When using 2 threads instead of 1, I expect almost a doubling of render speed, but instead, it takes 50% longer. I don't expect anyone to solve my issue, but I would really appreciate some guidance when it comes to implementing multithreading. Am I going about this the wrong way?

Answer 1

In the source code that you posted, I do not see an obvious bottleneck. When parallel code is running slower, the most common explanations are either overhead because of synchronization, or doing extra work.

When it comes to synchronization, high congestion can make parallel code run very slowly. It can mean threads (or processes) are fighting over limited resources (e.g., waiting for locks), but it can also be more subtle like accessing the same memory using atomic operations, which can become quite costly. In your example, I did not see anything like that. The only synchronization operation seem to be the countdown latches at the end, which should not be significant. Unequal workloads can also harm scalability, but it seems unlikely in your example.

Doing extra work could be an issue. Maybe you are copying more data in the parallel version than in the sequential one? That could explain some overhead. Another guess is that in the parallel version, the cache locality has been negatively impacted. Note that the effect of the cache is significant (as a rule of thumb, memory accesses can become a factor of 50-100 times slower when your workload no longer fits in the cache).

How to find your bottleneck? In general, that is called profiling. There are specialized tools, for example, VisualVM is a free tool for Java that can be used as a profiler. Another even simpler, but often very effective first approach is to run your program and take some random thread dumps. If you have an obvious bottleneck, it is likely that you will see it in the stack trace.

The technique is often called poor man's profiler, but I found it very effective (see this answer for more details). In addition, you can also apply it safely in production, so it is a neat trick when you have to optimize code that you cannot run on your local machine.

IDE's (like Eclipse or IntelliJ) have support to take Thread dumps but you can also trigger it directly from the command line if you know the process id:

 kill -3 JAVA_PID

The program (or the JVM that runs it) will then print the current stack trace of all current threads. If you repeat that a couple of times, you should get an idea where your program is spending most of its time.

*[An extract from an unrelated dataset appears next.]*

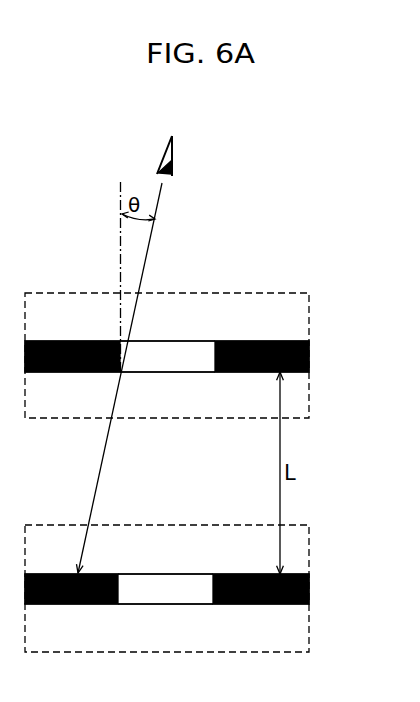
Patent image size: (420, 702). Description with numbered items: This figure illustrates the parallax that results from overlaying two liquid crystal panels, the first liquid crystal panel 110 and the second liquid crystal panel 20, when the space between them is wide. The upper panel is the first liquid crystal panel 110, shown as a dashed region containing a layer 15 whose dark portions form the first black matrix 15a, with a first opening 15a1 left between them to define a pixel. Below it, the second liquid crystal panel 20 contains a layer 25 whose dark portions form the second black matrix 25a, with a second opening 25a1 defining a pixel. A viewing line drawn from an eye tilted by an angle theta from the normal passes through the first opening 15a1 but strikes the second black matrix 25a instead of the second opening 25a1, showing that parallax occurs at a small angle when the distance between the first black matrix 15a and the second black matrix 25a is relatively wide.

You can also compare it with your sequential version. Maybe you notice some pattern that explains the overhead of the parallel version.

I hope that helped a bit to get started.

Answer 2

I fixed the issue, and I finally understand why it didn't work.

By doing some debugging using VisualVM I noticed that all threads but one were blocked at all time. My initial workaround was to duplicate the Scene object that was passed to every thread. It solved the issue but it wasn't elegant and it didn't make sense to me. It turns out the real solution is much simpler.

I was using Vector<> as a container for the geometry in my scene class. Vector<> is a synchronized container that doesn't allow multiple threads to access it at the same time. By placing all the objects in the scene in an ArrayList<> instead, I get much cleaner code, less memory usage, and better performance.

VisualVM was critical for finding the blocking, and I thank Philipp Claßen for the advice since I would have never resolved this otherwise.